Bei der Versicherung für elektrisch betriebene Autos lässt sich ebenfalls sparen. Grundsätzlich ist in Deutschland für jedes für den öffentlichen Straßenverkehr zuzulassende Fahrzeug eine Kfz-Haftpflichtversicherung gesetzlich vorgeschrieben - also auch für elektrisch betriebene Fahrzeuge wie E-, Hybrid- und Brennstoffzellenautos. Wagner empfiehlt auch eine Vollkaskoversicherung für elektrisch betriebene Autos: "Meist gewährleistet diese den umfassendsten Schutz und sichert unter anderem den Antriebs-Akku gegen fast jede Art von Beschädigung, Zerstörung, Verlust und Bedienfehler ab."

Beim Gebrauchtkauf eines elektrisch betriebenen Fahrzeugs sollte man besonders auf eine noch möglichst lange Dauer der Herstellergarantie für den Akku achten. "Generell gilt: Falls dieser Akku nur gemietet ist, sollte man mit seiner Kfz-Versicherung klären, ob er in den üblichen Leistungsrahmen einer Kasko-Police fällt", rät Wagner.

Interessant: Seit 2015 können Fahrzeughalter einen zusätzlichen Buchstaben für das Kennzeichen ihres elektrisch betriebenen Fahrzeugs beantragen. Das zusätzliche "E" am Ende der klassischen Buchstaben-Nummern-Kombination bringt einige Vorteile mit sich. So berechtigt es in manchen Städten und Kommunen zum kostenlosen Parken auf speziellen Parkplätzen, dem Fahren auf der Busspur oder zum gebührenfreien Stromtanken an öffentlichen Ladesäulen.
Wagner weist jedoch darauf hin: "Nicht jede Stadt oder Kommune setzt die Begünstigungen des E-Kennzeichens in gleichem Maße um. Im Zweifelsfall sollte man sich vorab informieren, welche Regelungen jeweils gelten."

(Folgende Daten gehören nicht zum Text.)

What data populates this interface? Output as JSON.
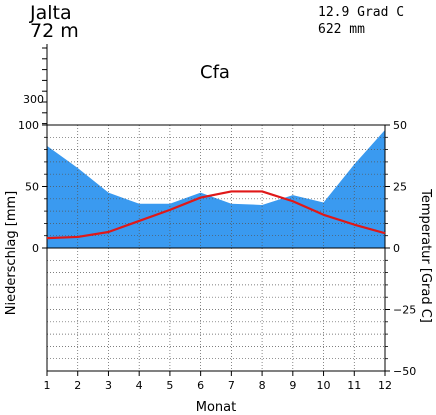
{
  "station": {
    "name": "Jalta",
    "elevation": "72 m",
    "climate_class": "Cfa"
  },
  "summary": {
    "mean_temperature": "12.9 Grad C",
    "annual_precipitation": "622 mm"
  },
  "colors": {
    "precipitation": "#3a9af0",
    "temperature": "#e01818"
  },
  "chart_data": {
    "type": "area",
    "categories": [
      "1",
      "2",
      "3",
      "4",
      "5",
      "6",
      "7",
      "8",
      "9",
      "10",
      "11",
      "12"
    ],
    "series": [
      {
        "name": "Niederschlag",
        "unit": "mm",
        "axis": "left",
        "values": [
          83,
          65,
          45,
          36,
          36,
          45,
          36,
          35,
          43,
          37,
          68,
          96
        ]
      },
      {
        "name": "Temperatur",
        "unit": "Grad C",
        "axis": "right",
        "values": [
          4,
          4.5,
          6.5,
          11,
          15.5,
          20.5,
          23,
          23,
          19,
          13.5,
          9.5,
          6
        ]
      }
    ],
    "xlabel": "Monat",
    "ylabel_left": "Niederschlag [mm]",
    "ylabel_right": "Temperatur [Grad C]",
    "ylim_left": [
      -100,
      100
    ],
    "ylim_right": [
      -50,
      50
    ],
    "left_ticks": [
      "0",
      "50",
      "100"
    ],
    "left_extra_tick": "300",
    "right_ticks": [
      "50",
      "25",
      "0",
      "−25",
      "−50"
    ],
    "grid": true
  }
}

Bei allen Vorteilen: Einer der spürbarsten Nachteile von Elektroautos für andere Verkehrsteilnehmer im Vergleich zu herkömmlichen Verbrennern im Straßenverkehr ist das fehlende Motorgeräusch.
Seit dem 1. Juli 2019 müssen deshalb bereits alle neuen Typen von Plug-in-Hybrid- und reinen Elektroautos mit einem künstlichen Geräusch, dem sogenannten AVAS (Acoustic Vehicle Alerting System), ausgestattet sein. Dieses soll insbesondere Fußgänger und Radfahrer vor Unfällen schützen, indem es sowohl beim Rückwärtsfahren als auch beim Anfahren bis zu einer Geschwindigkeit von 20 km/h einen bestimmten Geräuschpegel erzeugt.